Mr Sutherland enlisted in the RAF and, after basic training, was selected for aircrew. Unable to qualify for pilot training because his sight had been below average as a result of mild snow blindness which he had contracted while mountaineering, he became a wireless operator and completed his specialist training in Canada.

In November,1944, he was serving on Avro Ansons reconnaissance aircraft with Coastal Command. Then in March 1945 he switched to Bomber Command, flying in Wellington and Lancaster bombers.

After the war, Mr Sutherland helped ferry surplus aircraft to scrapyards all over the UK, making his last flight before demob in June 1946.

He returned to Inverness and resumed his job with the library service.

He also began coaching swimming again and took up water polo, a game he played competitively for 15 years.

His other great love was mountaineering and in 1950 he was a founding member of Inverness Mountaineering Club. He developed a vast knowledge of the majestic Highland peaks, scaling the heights of the Cullins, the Cairngorms and Glen Affric.

On one occasion, he and a friend were caught in a 1000ft avalanche in the Cairngorms. Discovering that he had lost his ice axe - a treasured possession which he had used in his ascent of Mont Blanc - Mr Sutherland insisted on going down the crevasse to retrieve it.

He considered one of his greatest honours to have been the custodianship of the remote bothy at Shenevall at the foot of An Tealach, describing it as the most beautiful house in Britain.

Mr Sutherland met his wife, Rhoda Milne, at a dance in the Inverness Caledonian Hotel Ballroom in 1951. They married in 1952 and had two sons.

After local government re-organisation in the mid 1970s, he left the library and transferred to Inverness District Housing Department from where he retired in 1987.

Over the years, he received many awards. Among these were the Inverness Sports Personality (Senior) Award for services to swimming (1989) and BBC Scotland Sports Personality of the Year's Unsung Hero Award (2007).

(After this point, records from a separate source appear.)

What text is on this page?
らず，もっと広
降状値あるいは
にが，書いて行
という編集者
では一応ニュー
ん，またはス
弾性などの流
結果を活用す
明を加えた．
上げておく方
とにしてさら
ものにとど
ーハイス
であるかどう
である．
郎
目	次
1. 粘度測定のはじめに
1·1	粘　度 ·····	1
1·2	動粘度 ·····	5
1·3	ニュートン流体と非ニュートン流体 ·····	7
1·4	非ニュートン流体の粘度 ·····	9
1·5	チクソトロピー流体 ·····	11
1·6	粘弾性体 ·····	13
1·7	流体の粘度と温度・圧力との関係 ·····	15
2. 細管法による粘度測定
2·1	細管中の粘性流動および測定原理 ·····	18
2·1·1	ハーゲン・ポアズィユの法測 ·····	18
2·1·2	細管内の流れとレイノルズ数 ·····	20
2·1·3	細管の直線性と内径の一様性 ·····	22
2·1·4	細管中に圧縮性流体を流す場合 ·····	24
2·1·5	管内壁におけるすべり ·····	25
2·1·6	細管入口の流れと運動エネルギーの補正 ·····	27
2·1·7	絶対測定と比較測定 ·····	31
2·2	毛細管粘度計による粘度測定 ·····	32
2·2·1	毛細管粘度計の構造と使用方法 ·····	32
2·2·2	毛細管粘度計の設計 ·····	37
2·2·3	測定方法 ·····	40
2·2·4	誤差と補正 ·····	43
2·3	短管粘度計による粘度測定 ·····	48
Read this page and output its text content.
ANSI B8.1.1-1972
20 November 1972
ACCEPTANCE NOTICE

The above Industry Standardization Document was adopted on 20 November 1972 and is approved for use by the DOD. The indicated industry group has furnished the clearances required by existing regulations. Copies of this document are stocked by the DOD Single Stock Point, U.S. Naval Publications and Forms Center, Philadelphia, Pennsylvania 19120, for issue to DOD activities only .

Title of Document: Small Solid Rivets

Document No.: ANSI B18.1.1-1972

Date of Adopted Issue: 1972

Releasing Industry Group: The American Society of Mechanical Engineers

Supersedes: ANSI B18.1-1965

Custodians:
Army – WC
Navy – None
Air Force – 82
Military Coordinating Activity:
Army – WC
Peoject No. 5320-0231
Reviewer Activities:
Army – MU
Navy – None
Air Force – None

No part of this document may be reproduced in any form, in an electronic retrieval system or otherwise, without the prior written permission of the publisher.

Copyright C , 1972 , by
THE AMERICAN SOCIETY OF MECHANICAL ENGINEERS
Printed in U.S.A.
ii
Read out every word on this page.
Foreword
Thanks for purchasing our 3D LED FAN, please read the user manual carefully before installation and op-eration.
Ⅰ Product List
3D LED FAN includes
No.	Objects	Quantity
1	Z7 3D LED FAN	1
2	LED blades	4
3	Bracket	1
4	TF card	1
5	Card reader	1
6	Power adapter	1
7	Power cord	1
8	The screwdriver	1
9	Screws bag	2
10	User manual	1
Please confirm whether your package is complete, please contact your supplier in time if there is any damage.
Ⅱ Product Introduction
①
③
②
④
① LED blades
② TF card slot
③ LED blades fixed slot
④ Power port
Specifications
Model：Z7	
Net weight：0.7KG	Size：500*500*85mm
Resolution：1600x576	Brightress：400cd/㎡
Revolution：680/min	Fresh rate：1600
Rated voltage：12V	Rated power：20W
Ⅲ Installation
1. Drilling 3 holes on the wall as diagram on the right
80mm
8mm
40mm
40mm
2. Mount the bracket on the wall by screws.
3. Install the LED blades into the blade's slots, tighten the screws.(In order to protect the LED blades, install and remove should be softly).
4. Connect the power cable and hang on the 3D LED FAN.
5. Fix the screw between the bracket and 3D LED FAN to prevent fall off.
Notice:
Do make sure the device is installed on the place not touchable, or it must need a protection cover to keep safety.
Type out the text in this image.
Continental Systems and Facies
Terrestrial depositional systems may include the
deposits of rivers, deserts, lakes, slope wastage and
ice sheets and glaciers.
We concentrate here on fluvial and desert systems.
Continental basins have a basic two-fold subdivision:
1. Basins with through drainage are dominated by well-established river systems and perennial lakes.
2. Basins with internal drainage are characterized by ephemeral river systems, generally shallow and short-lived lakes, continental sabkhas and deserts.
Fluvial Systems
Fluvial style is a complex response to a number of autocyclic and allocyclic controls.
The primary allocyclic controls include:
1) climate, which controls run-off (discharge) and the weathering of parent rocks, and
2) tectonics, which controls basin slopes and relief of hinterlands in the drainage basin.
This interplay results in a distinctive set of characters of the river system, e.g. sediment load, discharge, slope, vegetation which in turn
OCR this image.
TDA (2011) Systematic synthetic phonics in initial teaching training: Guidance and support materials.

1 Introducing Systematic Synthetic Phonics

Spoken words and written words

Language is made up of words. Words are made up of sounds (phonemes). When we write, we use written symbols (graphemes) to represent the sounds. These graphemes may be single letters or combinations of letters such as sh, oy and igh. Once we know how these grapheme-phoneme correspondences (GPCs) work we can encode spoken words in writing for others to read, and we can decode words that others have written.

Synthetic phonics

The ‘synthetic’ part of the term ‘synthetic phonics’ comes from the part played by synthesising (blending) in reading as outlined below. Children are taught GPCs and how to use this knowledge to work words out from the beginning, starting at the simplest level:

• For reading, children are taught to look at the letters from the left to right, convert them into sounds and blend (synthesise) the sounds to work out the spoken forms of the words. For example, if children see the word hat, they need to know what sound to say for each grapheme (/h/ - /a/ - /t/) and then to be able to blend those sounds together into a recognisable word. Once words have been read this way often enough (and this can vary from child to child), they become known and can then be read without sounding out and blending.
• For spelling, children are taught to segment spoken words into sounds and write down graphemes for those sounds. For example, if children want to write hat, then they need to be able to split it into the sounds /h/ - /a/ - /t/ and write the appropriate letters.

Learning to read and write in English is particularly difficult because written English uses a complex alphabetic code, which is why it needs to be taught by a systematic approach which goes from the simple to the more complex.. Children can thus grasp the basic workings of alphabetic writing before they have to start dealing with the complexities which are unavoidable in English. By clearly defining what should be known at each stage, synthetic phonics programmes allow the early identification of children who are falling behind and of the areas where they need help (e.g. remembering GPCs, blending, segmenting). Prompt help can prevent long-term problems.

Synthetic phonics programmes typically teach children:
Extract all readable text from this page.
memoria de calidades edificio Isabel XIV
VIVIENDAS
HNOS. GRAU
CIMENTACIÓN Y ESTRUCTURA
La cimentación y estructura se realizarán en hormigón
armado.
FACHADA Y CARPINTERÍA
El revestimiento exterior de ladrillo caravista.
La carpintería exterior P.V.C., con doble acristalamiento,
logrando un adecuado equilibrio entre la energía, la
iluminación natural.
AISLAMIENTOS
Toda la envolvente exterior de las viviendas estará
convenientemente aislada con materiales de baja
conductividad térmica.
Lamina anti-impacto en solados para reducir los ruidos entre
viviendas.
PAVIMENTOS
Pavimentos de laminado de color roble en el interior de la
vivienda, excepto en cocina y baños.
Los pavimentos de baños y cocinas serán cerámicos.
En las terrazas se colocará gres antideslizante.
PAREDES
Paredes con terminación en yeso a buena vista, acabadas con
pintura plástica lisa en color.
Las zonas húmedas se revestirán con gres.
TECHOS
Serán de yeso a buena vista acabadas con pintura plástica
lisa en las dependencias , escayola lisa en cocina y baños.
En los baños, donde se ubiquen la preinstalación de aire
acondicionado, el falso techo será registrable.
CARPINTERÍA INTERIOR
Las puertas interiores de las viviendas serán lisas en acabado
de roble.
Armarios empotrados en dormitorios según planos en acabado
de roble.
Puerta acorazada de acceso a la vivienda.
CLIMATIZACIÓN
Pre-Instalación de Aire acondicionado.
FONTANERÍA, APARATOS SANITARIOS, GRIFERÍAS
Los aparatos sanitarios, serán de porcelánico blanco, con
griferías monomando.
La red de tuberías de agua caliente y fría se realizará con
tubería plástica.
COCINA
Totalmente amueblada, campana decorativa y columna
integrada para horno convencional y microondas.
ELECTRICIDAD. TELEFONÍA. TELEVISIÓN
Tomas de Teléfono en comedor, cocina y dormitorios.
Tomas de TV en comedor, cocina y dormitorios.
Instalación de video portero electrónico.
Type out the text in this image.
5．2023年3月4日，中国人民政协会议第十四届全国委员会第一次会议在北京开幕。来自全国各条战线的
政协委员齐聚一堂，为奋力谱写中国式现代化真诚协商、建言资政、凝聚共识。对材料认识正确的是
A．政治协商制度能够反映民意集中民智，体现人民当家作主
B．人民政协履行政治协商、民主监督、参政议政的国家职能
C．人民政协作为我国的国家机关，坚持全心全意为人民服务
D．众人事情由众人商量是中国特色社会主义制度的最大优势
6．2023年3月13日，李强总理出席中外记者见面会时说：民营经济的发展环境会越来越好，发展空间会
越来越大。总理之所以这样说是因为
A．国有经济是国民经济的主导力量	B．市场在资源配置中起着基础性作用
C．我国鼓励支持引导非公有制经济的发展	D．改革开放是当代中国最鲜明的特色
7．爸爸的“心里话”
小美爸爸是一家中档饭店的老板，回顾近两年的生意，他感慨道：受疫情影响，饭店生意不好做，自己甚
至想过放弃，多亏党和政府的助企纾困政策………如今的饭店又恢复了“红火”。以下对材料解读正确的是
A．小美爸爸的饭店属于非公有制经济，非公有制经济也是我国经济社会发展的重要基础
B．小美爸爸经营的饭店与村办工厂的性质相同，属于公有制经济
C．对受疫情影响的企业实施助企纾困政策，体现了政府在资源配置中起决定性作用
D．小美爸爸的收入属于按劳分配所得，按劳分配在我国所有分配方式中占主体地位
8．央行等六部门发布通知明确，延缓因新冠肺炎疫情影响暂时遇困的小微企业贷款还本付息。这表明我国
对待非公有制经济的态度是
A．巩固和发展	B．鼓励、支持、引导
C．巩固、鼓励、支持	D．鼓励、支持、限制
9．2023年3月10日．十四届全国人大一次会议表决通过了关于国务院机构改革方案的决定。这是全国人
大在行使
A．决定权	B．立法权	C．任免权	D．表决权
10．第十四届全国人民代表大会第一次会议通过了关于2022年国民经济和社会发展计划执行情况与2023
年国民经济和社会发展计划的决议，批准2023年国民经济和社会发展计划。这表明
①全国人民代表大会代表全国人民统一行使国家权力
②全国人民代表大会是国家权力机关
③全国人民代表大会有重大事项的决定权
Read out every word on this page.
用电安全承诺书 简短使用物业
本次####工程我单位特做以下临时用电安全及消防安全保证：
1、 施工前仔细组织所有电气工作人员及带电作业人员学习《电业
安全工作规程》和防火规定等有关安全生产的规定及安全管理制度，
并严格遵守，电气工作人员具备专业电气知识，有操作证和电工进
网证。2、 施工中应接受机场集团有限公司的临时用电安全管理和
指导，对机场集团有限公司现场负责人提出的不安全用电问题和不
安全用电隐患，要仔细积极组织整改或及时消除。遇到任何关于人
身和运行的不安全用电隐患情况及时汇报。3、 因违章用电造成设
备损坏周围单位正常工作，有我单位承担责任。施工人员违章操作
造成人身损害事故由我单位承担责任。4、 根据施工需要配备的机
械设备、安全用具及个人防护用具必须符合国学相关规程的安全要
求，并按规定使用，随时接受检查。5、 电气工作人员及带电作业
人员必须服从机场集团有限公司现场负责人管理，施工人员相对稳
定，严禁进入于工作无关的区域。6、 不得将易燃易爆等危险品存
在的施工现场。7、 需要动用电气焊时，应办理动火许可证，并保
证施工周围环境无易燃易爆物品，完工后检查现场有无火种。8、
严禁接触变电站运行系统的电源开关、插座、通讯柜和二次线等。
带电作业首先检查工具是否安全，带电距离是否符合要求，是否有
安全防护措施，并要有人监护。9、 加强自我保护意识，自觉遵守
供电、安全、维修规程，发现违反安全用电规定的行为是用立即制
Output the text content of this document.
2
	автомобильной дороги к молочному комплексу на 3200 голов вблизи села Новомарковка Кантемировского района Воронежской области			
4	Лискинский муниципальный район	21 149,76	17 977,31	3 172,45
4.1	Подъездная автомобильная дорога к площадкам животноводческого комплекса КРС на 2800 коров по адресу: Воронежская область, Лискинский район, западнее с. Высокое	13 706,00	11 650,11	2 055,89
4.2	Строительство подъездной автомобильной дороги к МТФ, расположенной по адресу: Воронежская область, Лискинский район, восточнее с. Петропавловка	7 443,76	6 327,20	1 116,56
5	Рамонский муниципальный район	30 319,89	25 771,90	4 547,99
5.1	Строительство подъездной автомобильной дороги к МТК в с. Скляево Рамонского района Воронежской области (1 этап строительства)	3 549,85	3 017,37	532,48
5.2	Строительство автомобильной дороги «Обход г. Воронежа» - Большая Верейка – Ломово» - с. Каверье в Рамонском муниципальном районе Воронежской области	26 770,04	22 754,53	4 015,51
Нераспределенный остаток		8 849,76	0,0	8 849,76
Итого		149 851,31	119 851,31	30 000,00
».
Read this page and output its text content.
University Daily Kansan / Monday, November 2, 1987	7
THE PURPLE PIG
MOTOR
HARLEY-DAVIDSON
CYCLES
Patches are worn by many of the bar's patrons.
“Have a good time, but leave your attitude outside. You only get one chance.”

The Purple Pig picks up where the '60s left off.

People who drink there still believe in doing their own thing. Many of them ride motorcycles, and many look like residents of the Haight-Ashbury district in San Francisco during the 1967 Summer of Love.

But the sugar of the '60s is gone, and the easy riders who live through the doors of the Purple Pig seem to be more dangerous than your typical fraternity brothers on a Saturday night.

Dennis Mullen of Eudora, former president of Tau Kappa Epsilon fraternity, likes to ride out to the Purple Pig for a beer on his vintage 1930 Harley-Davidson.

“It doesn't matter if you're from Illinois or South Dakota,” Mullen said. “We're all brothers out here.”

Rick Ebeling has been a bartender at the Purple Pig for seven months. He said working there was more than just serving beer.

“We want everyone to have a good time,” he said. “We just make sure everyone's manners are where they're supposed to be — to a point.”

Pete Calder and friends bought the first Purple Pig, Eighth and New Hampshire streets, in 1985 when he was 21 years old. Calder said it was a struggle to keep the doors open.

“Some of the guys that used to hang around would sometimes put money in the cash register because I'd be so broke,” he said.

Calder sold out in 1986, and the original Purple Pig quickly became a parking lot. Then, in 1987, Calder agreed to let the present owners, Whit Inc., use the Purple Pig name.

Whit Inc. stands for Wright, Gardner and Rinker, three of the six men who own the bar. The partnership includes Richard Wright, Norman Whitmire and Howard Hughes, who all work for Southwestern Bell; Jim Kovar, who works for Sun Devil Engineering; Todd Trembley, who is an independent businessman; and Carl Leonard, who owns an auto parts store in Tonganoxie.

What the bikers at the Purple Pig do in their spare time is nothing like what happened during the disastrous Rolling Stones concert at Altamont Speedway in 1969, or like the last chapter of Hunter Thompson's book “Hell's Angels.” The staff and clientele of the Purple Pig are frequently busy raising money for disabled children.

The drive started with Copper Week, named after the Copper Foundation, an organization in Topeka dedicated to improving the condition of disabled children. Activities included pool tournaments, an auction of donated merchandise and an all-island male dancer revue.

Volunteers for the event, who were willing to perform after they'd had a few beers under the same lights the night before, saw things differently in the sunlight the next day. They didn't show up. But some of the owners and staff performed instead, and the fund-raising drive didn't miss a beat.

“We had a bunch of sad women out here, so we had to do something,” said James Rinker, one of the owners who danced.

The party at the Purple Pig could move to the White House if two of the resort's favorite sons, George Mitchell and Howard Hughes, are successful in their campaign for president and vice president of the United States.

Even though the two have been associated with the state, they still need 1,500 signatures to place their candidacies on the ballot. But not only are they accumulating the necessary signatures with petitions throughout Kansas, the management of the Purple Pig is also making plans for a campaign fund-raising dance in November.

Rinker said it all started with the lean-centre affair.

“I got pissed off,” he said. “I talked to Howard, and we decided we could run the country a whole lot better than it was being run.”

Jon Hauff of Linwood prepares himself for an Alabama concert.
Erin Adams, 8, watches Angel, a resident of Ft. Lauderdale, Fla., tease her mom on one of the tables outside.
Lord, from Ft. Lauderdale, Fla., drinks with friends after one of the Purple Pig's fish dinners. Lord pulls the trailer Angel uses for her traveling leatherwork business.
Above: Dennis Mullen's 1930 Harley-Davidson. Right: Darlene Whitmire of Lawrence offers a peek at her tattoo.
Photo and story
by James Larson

Inverness Leisure also named its executive room in his honour.

In 2009, he was awarded an MBE for services to swimming which was presented to him by the Queen at Holyrood Palace.

Until his health started to decline in recent years, Mr Sutherland was still taking part in swimming masters competitions.

He is survived by his wife Rhoda, sons Graham and Lawrence and grandchildren Lauren and Fraser.